Le ministère ne précise pas l’identité de l’otage et indique que ce sont les autorités françaises qui ont informé les autorités suisses « ce vendredi après-midi » que l’otage « aurait été tuée par les ravisseurs de l’organisation terroriste islamiste Jama’at Nasr al-Islam wal Muslim (JNIM) il y a environ un mois ».

Enlevée pour la deuxième fois

Selon la Radio télévision suisse (RTS), elle avait été prise en otage voilà quatre ans. Missionnaire à Tombouctou, elle était originaire de Bâle, près de Mulhouse. En 2012, elle avait déjà été kidnappée par des islamistes.

Les autorités françaises « ont été informées de cette exécution par l’intermédiaire de l’otage française récemment libérée », Sophie Pétronin.
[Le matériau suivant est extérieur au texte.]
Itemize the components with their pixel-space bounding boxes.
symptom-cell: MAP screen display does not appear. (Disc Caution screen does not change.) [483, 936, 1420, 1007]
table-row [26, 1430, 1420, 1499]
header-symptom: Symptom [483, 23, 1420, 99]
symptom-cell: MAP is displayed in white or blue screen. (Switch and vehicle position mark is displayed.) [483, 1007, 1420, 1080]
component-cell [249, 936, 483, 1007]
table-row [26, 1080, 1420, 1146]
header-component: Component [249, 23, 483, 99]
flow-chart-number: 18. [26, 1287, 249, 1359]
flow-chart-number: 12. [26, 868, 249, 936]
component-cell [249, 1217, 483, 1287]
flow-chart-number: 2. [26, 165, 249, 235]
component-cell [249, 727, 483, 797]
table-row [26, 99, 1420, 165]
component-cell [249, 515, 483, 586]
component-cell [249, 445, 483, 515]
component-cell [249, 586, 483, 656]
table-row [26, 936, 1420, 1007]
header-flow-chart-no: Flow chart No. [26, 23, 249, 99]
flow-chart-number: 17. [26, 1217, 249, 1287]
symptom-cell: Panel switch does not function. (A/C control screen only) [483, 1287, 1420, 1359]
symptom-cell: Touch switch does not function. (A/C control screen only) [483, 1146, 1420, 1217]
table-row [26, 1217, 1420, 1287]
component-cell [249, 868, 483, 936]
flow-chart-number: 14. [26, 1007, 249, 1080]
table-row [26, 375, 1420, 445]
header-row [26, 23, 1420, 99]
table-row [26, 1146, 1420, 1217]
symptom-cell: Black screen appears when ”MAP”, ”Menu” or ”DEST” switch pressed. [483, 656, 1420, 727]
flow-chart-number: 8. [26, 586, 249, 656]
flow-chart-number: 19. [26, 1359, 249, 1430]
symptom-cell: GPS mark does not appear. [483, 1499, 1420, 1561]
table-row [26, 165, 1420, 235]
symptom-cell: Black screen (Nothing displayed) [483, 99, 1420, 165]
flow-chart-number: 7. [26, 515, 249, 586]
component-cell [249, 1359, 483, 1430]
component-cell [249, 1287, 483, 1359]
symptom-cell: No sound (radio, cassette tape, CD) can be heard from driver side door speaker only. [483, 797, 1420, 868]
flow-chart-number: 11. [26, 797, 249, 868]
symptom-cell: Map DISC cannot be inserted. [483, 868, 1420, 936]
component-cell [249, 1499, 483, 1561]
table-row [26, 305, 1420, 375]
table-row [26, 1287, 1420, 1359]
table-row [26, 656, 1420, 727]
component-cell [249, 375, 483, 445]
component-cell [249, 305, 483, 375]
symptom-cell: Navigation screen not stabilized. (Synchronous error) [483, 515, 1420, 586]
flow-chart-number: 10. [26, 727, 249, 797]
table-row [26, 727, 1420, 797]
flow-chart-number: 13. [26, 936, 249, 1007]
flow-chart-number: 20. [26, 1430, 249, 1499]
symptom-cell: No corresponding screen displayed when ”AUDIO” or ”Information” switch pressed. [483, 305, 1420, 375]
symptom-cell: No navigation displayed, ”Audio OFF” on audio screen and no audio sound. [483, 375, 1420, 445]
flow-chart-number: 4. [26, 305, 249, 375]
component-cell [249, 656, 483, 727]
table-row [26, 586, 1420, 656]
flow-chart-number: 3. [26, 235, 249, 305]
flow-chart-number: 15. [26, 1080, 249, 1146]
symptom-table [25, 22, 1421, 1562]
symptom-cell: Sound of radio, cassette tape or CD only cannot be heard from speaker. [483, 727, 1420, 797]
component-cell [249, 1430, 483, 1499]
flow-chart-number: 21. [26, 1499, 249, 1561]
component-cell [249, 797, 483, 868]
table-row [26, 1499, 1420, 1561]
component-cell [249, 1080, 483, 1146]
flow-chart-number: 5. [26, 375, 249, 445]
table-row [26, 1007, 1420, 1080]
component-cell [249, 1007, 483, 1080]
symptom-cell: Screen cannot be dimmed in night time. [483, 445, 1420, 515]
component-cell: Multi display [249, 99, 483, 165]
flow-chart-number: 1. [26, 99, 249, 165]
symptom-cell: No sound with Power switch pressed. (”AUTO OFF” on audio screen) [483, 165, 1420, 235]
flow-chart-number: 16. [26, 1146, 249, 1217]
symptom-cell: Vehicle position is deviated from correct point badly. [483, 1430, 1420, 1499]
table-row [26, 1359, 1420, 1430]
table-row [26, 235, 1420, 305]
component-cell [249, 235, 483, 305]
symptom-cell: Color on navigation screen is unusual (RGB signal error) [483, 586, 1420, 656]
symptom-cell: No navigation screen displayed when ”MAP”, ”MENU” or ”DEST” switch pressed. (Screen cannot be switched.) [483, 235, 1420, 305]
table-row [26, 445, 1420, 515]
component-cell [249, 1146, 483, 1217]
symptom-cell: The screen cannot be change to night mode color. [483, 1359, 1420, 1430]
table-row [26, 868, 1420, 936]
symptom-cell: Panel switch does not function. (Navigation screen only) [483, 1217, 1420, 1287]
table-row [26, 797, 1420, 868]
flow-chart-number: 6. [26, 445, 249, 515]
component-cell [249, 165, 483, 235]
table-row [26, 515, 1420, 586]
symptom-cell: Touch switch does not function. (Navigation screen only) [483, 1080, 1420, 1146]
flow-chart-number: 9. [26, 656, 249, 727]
Dernière otage française dans le monde, l’humanitaire est arrivée vendredi à la mi-journée en France après quatre années de détention au Mali aux mains de djihadistes.

Les autorités suisses, « mettent tout en œuvre pour connaître les circonstances exactes de l’exécution » de leur ressortissante « ainsi que le lieu où se trouve le corps de la victime ». « La Suisse fera tout son possible pour le rapatrier », poursuit le ministère affirmant vouloir se rapprocher du « nouveau gouvernement de transition au Mali » pour ce faire.